Doyle creò anche altri personaggi, come il professor Challenger, il colonnello Gerard ambientato nell’età di Napoleone e il cavaliere medievale Sir Nigel Loring, nessuno eguagliò il grande Sherlock. Nel 1902 ottenne il titolo di baronetto; sette anni prima era stato nominato dal re “Cavalieri d’Italia”. Nell’ultima parte della sua vita Doyle divenne un attivista dello spiritismo, tenendo conferenze in giro per il mondo. Alcune delle sue esperienze sono raccolte nel libro The new revelation.

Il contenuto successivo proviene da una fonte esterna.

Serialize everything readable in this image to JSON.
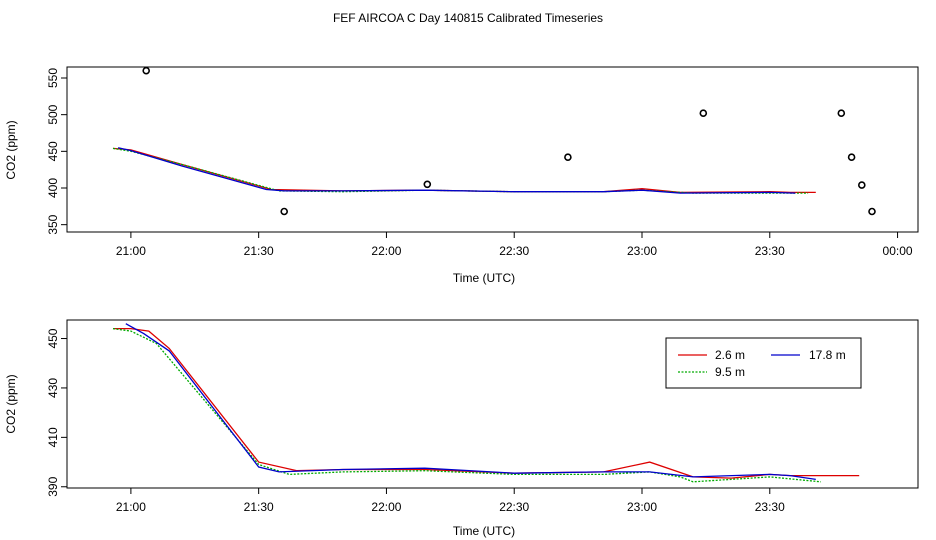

Doyle ha saputo creare un personaggio veramente nuovo e che, oggi, al di là degli emulatori, delle apocrife clonazioni e dei successori in linea con tempi e costumi, continua a essere amato e per niente anacronistico. Sherlock Holmes continua a essere vivo e vegeto, trova la forza di cultori che si polverizzano in tutte le fasce di età e di condizione sociale. Ci sono quelli che si accontentano delle edizioni economiche, e quelli che rincorrono prime edizioni e cimeli di un personaggio che, di fatto, ha una posizione borderline tra fantasia e realtà.

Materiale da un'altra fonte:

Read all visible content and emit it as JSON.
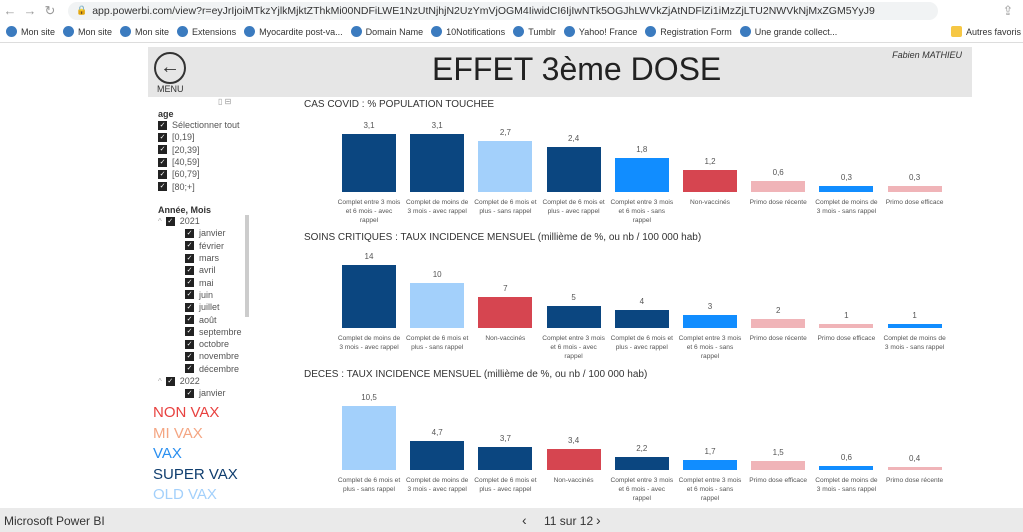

Anche gli scienziati hanno guardato a quello strano personaggio – allampanato, un po’ nevrotico, che suona il violino, ossessivamente interessato agli aspetti più oscuri della vita umana e che fa uso di droghe a fini terapeutici e sperimentali – come all’emblema di un periodo storico certo della ragione e pronta a misurare, pesare, ingabbiare ogni espressione della natura, uomo compreso. Un periodo storico in cui le teorie di Cesare Lombroso sul delinquente nato andavano per la maggiore.
Doyle ha fatto del paradigma indiziario l’ossatura del metodo di indagine che costituisce la struttura della tecnica investigativa di Holmes. Un metodo che aveva mutuato dalla sua esperienza di medico, o meglio di studente in medicina. Infatti Doyle fu particolarmente colpito da un suo docente, John Bell, che aveva una straordinaria capacità nell’individuare le patologie che affliggevano i suoi pazienti limitandosi a una sommaria osservazione generale. Fu Bell l’ispirazione per Holmes: sembrerebbe un avvenimento fortuito, un’intuizione più unica che rara. In realtà il passaggio dalla semeiotica alle scienze umane non era, allora, così difficile.

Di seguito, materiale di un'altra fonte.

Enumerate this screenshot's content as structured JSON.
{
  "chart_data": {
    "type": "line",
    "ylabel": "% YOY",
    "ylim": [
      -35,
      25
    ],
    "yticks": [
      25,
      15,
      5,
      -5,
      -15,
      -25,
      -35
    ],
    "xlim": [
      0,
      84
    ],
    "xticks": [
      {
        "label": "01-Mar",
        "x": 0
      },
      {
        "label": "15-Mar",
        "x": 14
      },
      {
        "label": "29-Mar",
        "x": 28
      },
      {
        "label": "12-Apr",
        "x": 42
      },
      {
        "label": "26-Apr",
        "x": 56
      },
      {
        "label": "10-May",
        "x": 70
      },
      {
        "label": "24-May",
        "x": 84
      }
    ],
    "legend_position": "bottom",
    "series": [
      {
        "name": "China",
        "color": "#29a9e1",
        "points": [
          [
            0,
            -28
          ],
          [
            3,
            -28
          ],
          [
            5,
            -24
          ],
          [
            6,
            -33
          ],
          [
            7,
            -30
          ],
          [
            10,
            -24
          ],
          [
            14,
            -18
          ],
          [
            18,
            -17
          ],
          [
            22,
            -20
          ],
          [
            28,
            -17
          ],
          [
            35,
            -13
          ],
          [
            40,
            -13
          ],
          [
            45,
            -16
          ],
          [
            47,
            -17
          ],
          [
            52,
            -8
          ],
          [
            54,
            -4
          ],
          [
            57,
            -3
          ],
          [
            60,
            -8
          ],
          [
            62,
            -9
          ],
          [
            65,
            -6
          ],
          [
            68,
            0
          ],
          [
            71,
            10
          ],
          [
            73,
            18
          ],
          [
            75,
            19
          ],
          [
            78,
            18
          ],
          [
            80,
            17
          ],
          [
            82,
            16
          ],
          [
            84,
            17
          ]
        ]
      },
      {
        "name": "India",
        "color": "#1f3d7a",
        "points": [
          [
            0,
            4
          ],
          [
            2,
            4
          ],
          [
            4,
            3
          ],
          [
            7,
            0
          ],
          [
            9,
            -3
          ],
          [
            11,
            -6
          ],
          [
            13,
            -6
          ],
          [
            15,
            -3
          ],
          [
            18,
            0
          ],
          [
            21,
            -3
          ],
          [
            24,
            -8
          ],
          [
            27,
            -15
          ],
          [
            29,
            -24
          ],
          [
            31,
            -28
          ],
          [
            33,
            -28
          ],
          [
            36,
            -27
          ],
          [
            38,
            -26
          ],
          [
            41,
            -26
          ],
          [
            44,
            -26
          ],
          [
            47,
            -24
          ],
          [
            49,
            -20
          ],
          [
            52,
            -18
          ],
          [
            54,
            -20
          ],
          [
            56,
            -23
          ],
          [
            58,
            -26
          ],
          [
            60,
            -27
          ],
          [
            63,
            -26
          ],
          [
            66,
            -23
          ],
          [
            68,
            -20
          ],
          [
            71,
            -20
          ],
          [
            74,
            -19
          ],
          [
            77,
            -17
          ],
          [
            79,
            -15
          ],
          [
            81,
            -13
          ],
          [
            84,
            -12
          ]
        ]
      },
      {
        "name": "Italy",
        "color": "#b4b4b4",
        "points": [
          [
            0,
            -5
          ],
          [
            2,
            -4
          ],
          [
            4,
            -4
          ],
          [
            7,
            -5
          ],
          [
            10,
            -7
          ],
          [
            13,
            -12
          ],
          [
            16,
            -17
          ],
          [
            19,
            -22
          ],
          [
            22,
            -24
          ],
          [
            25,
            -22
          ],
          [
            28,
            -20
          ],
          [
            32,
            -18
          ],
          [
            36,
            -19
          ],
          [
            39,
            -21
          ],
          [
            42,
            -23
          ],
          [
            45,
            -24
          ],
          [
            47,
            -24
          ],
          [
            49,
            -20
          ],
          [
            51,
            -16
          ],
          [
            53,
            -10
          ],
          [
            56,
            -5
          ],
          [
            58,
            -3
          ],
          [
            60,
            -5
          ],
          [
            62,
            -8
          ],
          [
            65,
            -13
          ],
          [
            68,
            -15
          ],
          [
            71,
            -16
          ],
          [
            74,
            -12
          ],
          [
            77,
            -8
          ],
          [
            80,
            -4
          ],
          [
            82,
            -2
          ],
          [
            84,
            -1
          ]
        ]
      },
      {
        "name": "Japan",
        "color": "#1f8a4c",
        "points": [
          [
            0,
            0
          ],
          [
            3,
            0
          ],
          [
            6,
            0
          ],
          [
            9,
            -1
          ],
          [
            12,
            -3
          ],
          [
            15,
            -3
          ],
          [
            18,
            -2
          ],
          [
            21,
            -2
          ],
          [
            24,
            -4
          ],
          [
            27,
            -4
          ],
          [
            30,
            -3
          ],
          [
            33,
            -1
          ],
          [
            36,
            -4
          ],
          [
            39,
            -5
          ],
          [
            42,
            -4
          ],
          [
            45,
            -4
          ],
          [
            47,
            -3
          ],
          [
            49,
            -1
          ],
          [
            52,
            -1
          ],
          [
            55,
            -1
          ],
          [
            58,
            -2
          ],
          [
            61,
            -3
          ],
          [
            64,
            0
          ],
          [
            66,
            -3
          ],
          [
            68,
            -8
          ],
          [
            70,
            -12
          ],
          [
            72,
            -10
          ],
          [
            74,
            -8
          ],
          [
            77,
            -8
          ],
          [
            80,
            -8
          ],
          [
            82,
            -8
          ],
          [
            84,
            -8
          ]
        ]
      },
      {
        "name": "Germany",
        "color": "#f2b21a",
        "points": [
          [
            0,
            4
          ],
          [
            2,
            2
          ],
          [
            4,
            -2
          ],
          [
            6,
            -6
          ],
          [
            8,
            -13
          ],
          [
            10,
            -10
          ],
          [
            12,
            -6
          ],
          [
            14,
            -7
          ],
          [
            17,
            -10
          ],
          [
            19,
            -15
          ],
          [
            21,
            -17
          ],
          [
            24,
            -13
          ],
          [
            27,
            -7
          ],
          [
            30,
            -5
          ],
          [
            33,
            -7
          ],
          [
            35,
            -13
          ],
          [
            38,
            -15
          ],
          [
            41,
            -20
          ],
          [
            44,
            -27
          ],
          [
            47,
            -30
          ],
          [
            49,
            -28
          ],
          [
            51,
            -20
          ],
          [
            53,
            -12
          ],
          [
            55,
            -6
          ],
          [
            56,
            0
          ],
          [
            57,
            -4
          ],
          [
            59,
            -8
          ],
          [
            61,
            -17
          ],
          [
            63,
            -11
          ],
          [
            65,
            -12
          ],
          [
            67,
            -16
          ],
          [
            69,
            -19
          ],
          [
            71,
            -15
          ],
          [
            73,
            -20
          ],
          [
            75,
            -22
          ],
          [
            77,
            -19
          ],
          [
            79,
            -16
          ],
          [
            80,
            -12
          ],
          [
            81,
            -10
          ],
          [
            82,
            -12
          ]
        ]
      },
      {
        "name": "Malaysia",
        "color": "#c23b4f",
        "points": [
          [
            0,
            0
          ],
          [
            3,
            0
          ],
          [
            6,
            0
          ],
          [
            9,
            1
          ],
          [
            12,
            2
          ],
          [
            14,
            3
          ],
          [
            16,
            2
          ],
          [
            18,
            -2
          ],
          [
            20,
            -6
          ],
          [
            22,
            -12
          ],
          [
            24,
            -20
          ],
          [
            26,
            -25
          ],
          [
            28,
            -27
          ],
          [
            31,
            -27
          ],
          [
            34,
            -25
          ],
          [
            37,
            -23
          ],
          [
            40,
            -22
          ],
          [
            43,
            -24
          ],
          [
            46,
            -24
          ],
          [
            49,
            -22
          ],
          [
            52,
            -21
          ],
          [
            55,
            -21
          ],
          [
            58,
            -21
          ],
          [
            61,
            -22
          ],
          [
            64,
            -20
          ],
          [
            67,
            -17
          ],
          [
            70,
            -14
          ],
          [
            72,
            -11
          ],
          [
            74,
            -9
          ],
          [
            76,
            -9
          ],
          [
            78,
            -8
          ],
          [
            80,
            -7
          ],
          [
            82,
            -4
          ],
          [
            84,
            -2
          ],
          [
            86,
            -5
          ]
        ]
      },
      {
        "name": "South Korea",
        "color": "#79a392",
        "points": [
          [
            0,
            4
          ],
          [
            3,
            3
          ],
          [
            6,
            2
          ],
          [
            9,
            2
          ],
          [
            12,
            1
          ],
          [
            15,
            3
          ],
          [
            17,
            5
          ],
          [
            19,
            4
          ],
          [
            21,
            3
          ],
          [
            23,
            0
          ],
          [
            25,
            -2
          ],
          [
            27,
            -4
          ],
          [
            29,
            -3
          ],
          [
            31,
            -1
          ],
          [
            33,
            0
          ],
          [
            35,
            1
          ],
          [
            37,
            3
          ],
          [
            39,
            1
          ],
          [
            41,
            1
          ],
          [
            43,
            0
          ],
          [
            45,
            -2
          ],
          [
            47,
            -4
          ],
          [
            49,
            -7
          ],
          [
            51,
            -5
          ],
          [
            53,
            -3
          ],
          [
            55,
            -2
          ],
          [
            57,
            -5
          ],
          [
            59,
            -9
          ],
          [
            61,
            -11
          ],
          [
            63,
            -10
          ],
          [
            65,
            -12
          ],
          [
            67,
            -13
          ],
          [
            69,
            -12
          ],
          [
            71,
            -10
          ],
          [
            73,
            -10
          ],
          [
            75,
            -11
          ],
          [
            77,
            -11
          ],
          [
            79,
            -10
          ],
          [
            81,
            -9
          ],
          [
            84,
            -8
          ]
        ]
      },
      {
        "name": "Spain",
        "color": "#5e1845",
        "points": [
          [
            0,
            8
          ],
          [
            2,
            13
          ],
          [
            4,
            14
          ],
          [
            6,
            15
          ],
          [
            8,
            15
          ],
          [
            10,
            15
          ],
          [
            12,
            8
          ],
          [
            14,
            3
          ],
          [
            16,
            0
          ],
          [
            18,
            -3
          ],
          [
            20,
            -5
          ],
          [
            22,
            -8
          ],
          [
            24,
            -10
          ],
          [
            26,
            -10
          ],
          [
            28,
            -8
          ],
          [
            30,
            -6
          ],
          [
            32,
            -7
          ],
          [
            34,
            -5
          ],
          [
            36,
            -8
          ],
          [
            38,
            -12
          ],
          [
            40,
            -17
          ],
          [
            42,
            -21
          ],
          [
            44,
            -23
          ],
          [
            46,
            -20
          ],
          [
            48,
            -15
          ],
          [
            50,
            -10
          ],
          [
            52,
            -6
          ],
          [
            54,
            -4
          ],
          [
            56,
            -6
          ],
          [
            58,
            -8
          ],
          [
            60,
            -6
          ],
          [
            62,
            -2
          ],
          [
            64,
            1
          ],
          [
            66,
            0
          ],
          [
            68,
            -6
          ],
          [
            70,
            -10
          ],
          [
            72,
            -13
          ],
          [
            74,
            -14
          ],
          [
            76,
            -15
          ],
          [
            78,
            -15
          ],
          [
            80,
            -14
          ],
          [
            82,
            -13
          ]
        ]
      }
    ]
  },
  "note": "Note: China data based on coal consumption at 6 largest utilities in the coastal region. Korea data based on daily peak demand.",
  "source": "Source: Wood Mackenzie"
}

La capacità straordinaria di risolvere i “casi”, basata sull’occhio clinico di chi si incarica di riconoscere i fenomeni direttamente sul campo, ricomponendone gli elementi, è frutto del giusto equilibrio di quattro forze: cultura, esperienza, flessibilità ragionata e fantasia. Sono necessari tutti i componenti per coniugare la conoscenza scientifica a quella umanistica, all’intero di una traiettoria logica dotata di un suo sapere, che sul piano teorico non si contraddice mai. La contraddizione è in qualche caso evidente sul piano pratico, quando Holmes di fatto opera sul campo con metodi e atteggiamenti che potrebbero sembrare in opposizione con le tesi enunciate. Però, per dirla con Einstein, è il solito discorso che per comprendere i ricercatori “non si deve ascoltare le loro parole, a fissare l’attenzione sui fatti”… In ogni caso il metodo scientifico di Holmes entrò in crisi solo con l’affermazione della “ragione debole” dei detective degli anni Trenta: più umani, vittime delle loro incertezze e consapevoli che con la logica ci si accosta solo parzialmente alla verità.